Linux Kernel and process scheduling

Kernel introduction

Linux system is composed of three main bodies of code, in line with the most traditional UNIX implementations:

  1. Kernel: The kernel is responsible for maintaining all the important abstractions of the operating system, such as virtual memory and processes;
  2. System Library: The system libraries define a standard set of functions through which applications can interact with the kernel. These functions implement much of the OS functionality that does not need the full privileges of kernel code. The most important system library is libc (C library), which provides standard C library and implements the user mode side of the Linu system call interface, as well as other critical system-level interfaces.
  3. System utilities
Components of Linux System

The kernel is created as a single, monolithic binary (for best performance), running in the processor’s privileged mode (aka kernel mode), that implements all the features required to qualify as an OS. The kernel can load (and unload) modules dynamically at run time.

No user code is built into the kernel. Any OS support code that does not need to run in kernel mode is placed into system libraries and runs in user mode. User mode has access only to a controlled subset of system resources.

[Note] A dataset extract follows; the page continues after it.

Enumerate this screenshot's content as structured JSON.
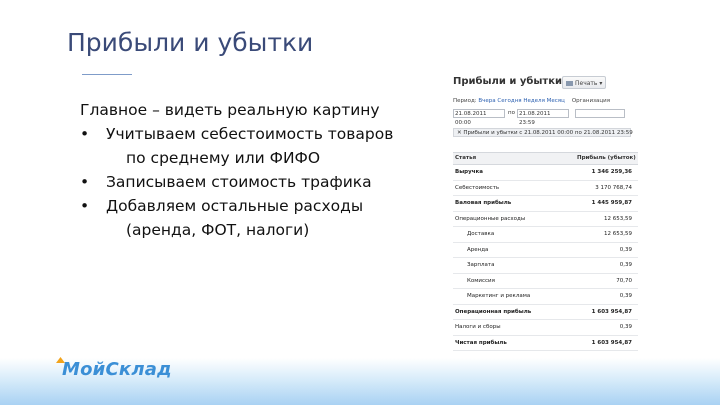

The system libraries allow applications to make system calls to the Linux Kernel. Making a system call involves transferring control from unprivileged user mode to privileged kernel mode. The libraries also provide routines that do not correspond to system calls at all, such as sorting lagorithms, mathematical functions, and string manipulation routines.

The system utilities include all the programs necessary to initialize and then administer the system, such as those to set up networking interfaces and to add and remove users from system. User utilities include shell, file copy utility, etc

Kernel modules:

  • module-management system
  • module loader and unloader
  • driver-registration system
  • conflict resolution mechanism

Process Management

A process is the basic context in which all user-requested activity is serviced within the operating system. The basic principle of UNIX process management is to separate process creation and execution.

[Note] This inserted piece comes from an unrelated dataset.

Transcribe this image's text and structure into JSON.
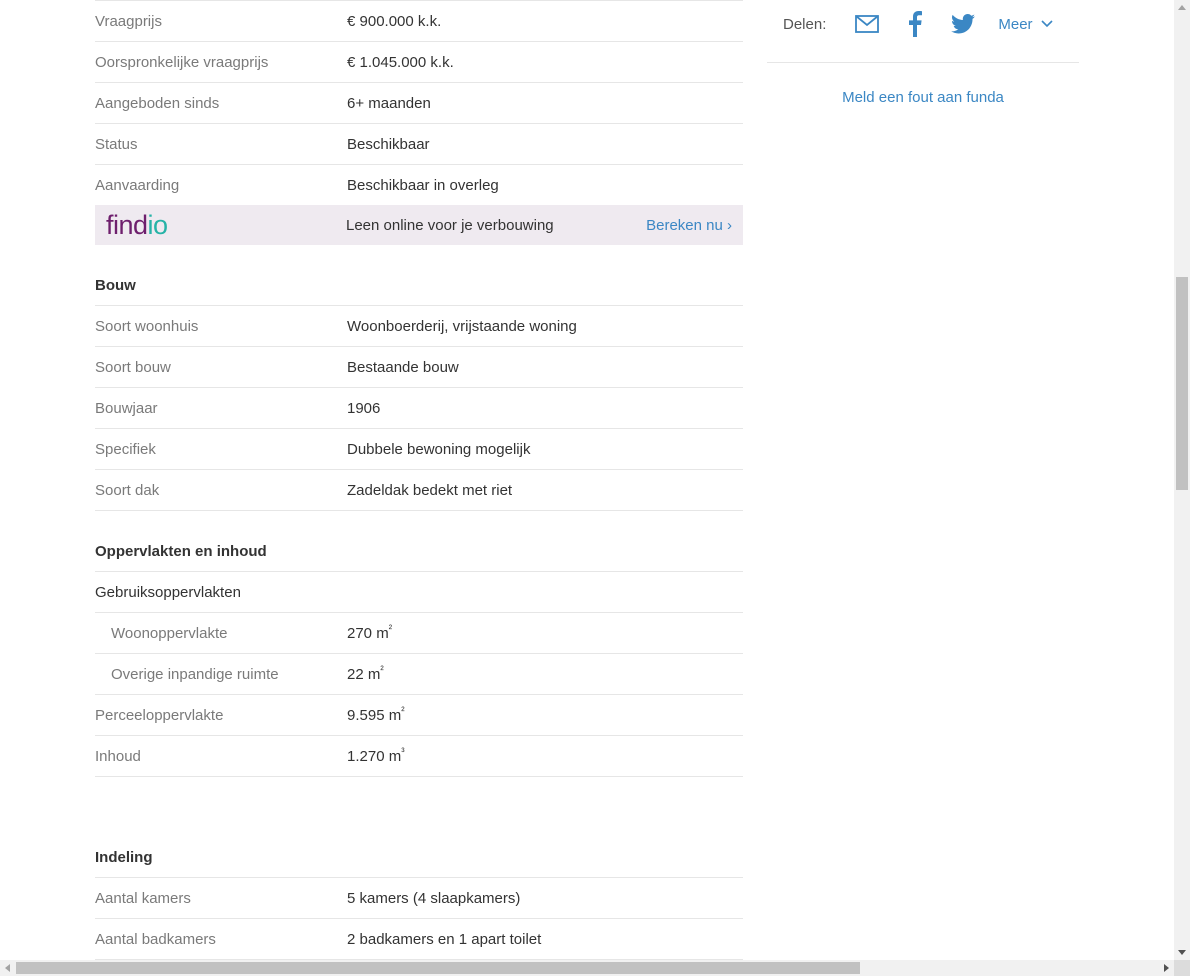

  • fork() system call creates a new process. It duplicates a process without loading a new executable image.
  • exec() system call runs a program.

This article describes the difference between fork and exec, which is very important to understand.

Process Identity consists of Process ID(PID), credentials (userID and groupID), personality, and namespace. A process’s environment is inherited from its parent and is composed of two null-terminated vectors: the argument vector and the environment vector. They are not altered when a new process is created.

The process identity and environment properties are usually set up when a process is created and not changed until that process exists. Process context include:

  • scheduling context: the information that the scheduler needs to suspend and restart the process
  • accounting information: the resources currently being consumed by the process
  • File table: an array of pointers to kernel file structures representing open files. When making file-I/O system calls, processes refer to files by an integer known as file descriptor (fd), that the kernel uses to index into this table.
  • file-system context: the process’s root directory, current working directory and namespace
  • signal-handler table: defines the action to take in response to a specific signal. (e.g. terminating the process, invoking a routine in process’s address space, etc)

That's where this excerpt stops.